Locus of vector endpoint

Question

Let u and v be two vectors, with their starting point at the center O of the square ABCD, and their endpoints moving along the sides of the square. Determine the locus of the endpoint of u + v!

This is what I got so far:

$u =\begin{bmatrix} u_1 \\ u_2 \end{bmatrix}$ and $v = \begin{bmatrix} v_1 \\ v_2 \end{bmatrix}$, then $u + v = \begin{bmatrix} u_1 + v_1 \\ u_2 + v_2 \end{bmatrix}$.

Now let's take

$A = (-2a, 2a), B = (-2a, 0), C = (0, 0), D = (0, 2a)$.

Then, the coordinates of the O center is $O=(-a,a)$

My intuition tells me that the locus of the $u+v$ vector endpoint is going to be a circle.

How can I prove this?

Answer 1

No, this set is a (filled) square (blue line in the figure below) with sidelength doubled with respect to the initial square (in black). It is called the Minkowski addition of the two shapes. It is known that the Minkowski sum of two polygonal shapes is a polygonal shape.

More precisely, the Minkowski sum of two shapes $A \oplus B$ can be thought as the shape resulting of the sweeping (see here) of the center of shape $A$ along shape $B$, which indeed gives, in the present case, a filled square with a doubled side.

Here is a graphical representation with 5000 instances of the vector's sum (red points) covering the (big) square.

Here is the Matlab program that has generated the figure (please note how function $f$ encodes - with complex numbers - the initial square)

clear all;close all;axis equal;
f=@(t)(exp(i*t)./(abs(cos(t))+abs(sin(t)))); % square
for k=1:5000;
   t1=2*pi*rand;t2=2*pi*rand;
   T(k)=f(t1)+f(t2); % vector sum
end;
plot(T,'.r');
t=0:0.01:2*pi;
plot(f(t),'k'); % black square
plot(2*f(t),'b'); % blue square

Answer 2

Jean Marie has pointed out the answer. What follows is a proof using elementary concepts.

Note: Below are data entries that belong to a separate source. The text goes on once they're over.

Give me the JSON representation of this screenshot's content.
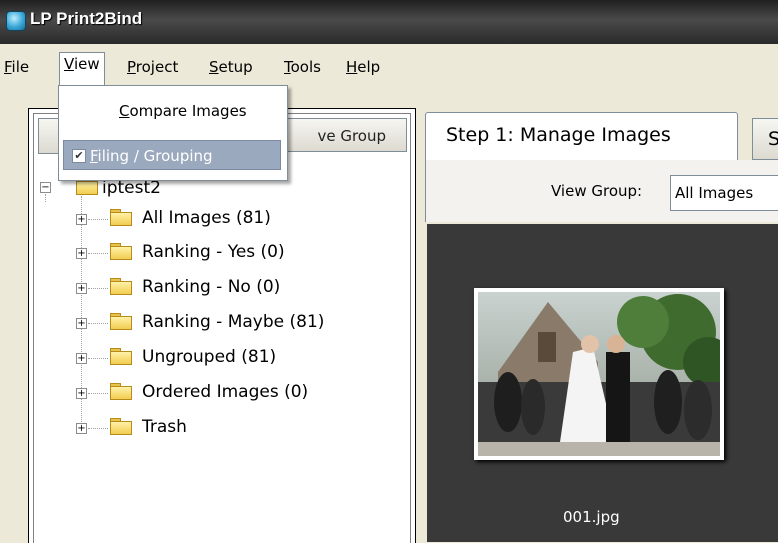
{
  "window": {
    "title": "LP Print2Bind"
  },
  "menubar": {
    "items": [
      {
        "label": "ile",
        "mnemonic": "F"
      },
      {
        "label": "iew",
        "mnemonic": "V"
      },
      {
        "label": "roject",
        "mnemonic": "P"
      },
      {
        "label": "etup",
        "mnemonic": "S"
      },
      {
        "label": "ools",
        "mnemonic": "T"
      },
      {
        "label": "elp",
        "mnemonic": "H"
      }
    ]
  },
  "view_menu": {
    "items": [
      {
        "mnemonic": "C",
        "rest": "ompare Images",
        "checked": false
      },
      {
        "mnemonic": "F",
        "rest": "iling / Grouping",
        "checked": true
      }
    ]
  },
  "left_panel": {
    "add_button_partial": "",
    "remove_button_partial": "ve Group",
    "root": "iptest2",
    "tree_items": [
      "All Images (81)",
      "Ranking - Yes (0)",
      "Ranking - No (0)",
      "Ranking - Maybe (81)",
      "Ungrouped (81)",
      "Ordered Images (0)",
      "Trash"
    ]
  },
  "right_panel": {
    "active_tab": "Step 1: Manage Images",
    "next_tab_partial": "S",
    "view_group_label": "View Group:",
    "view_group_value": "All Images",
    "thumbnail_caption": "001.jpg"
  }
}
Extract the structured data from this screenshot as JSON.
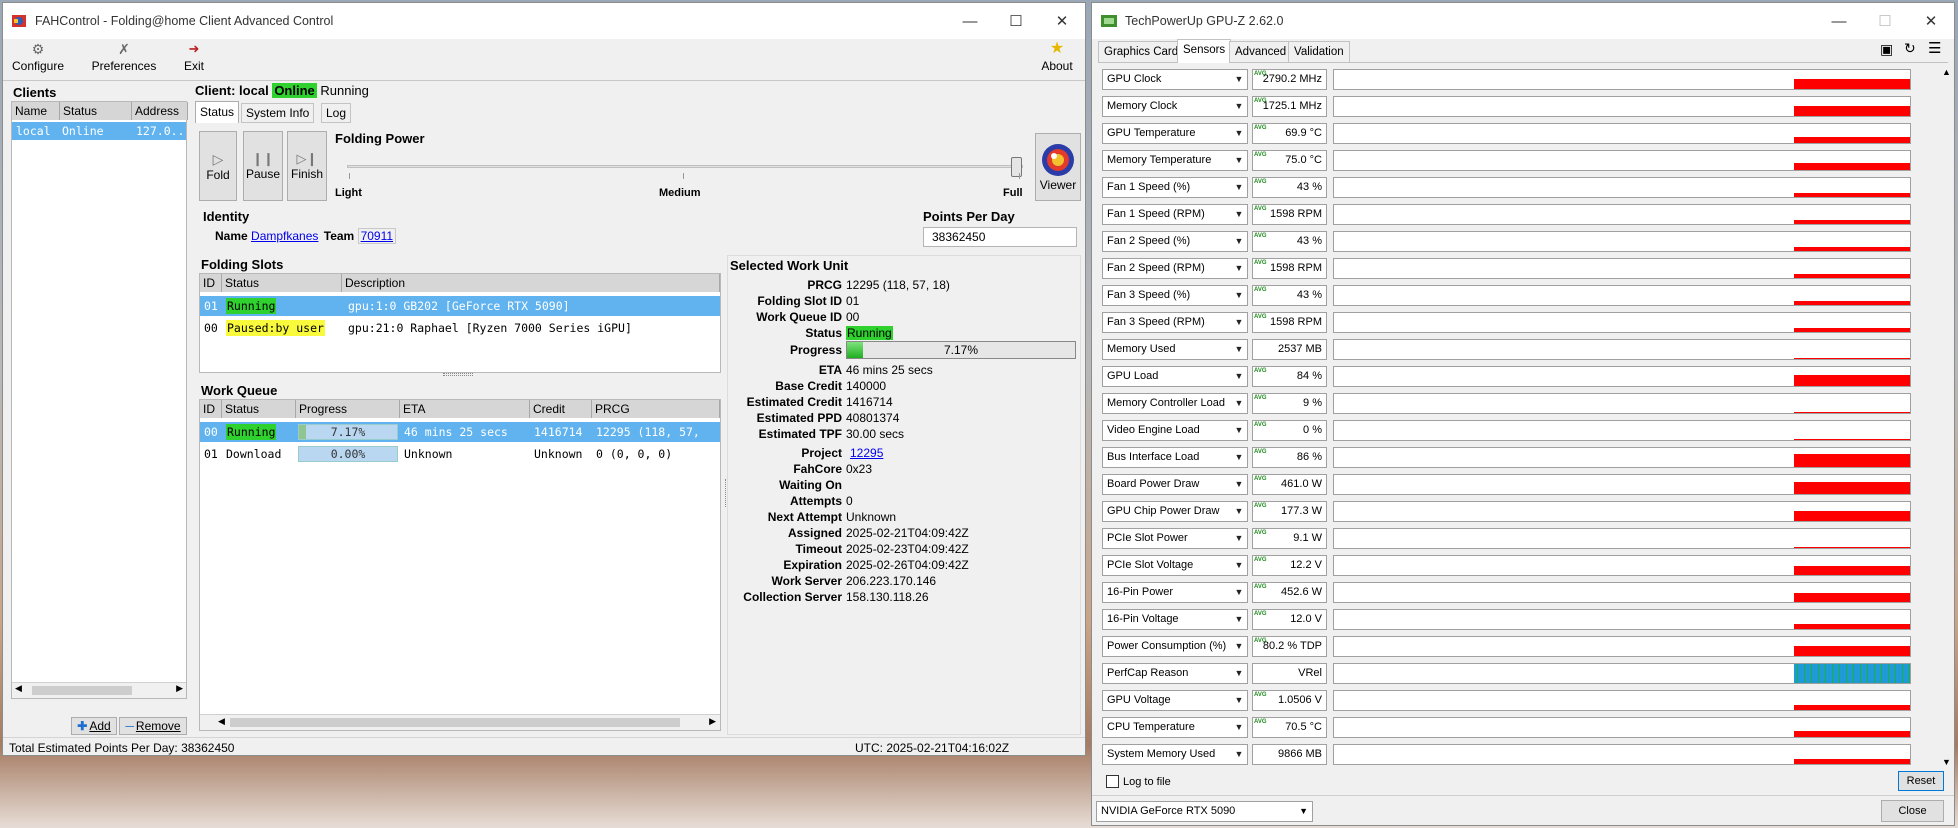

For simplicity, let the coordinates of the original square $ABCD$ be $A(1,-1), B(1,1), C(-1,1)$ and $D(-1,-1)$.

Then our vectors have the form: $(1, \beta), (-1, \beta), (\alpha, 1),$ and $(\alpha, -1)$, where $-1 \leq \alpha, \beta \leq 1.$

Let $S$ be our set of vectors with endpoints on square $ABCD.$

Let $T$ be the set of vectors with end point on or inside square $EFGH$ as shown in the figure.

Then $$T= \{ (x,y): -2 \leq x, y \leq 2. \}$$

We are going to prove that the sum of any $2$ vectors of $S$ is a vector in $T$, and conversely any vector in $T$ is the sum of $2$ vectors in $S$.

Proof: $ \Rightarrow$ direction

Vectors of $S$ have the form: $(1, \beta), (-1, \beta), (\alpha, 1),$ and $(\alpha, -1)$, where $-1 \leq \alpha, \beta \leq 1.$

$$\therefore (x_1,y_1), (x_2,y_2) \in S \implies -1 \leq x_1, y_1, x_2, y_2 \leq 1.$$ This implies that$$-2 \leq x_1+y_1, x_2+y_2 \leq 2.$$ Hence $$(x_1,y_1)+(x_2,y_2)=(x_1+y_1, x_2+y_2) \in T.$$

Thus the sum of any $2$ vectors in $S$ belongs to $T$.

$$$$ $\Leftarrow$ direction

Conversely, for any vectors $(x,y) \in T$, we consider $4$ different cases, corresonding to the $4$ quadrants in which $(x, y)$ lies.

Case $(1)$ $(x,y)$ lies in quadrant $1$.

Then $$0 \leq x, y \leq 2 \implies -1 \leq x-1, y-1 \leq 1,$$ $$(1,y-1), (x-1,1) \in S$$ and $$(1,y-1 )+(x-1,1)=(x,y).$$ Thus $(x,y)$ is the sum of $2$ vectors in $S$. $$$$ Case $(2)$ $(x,y)$ lies in quadrant $2$.

Then $-2 \leq x \leq 0$ and $0 \leq y \leq 2$

This implies that $-1 \leq 1+x \leq 1$ and $-1 \leq y-1 \leq 1$ and hence $(1+x,1), (-1, y-1) \in S$.

$$\because (1+x,1)+(-1, y-1)=(x,y),$$ $\therefore (x,y)$ is the sum of 2 vectors in $S$.

Cases in other quadrants are similar.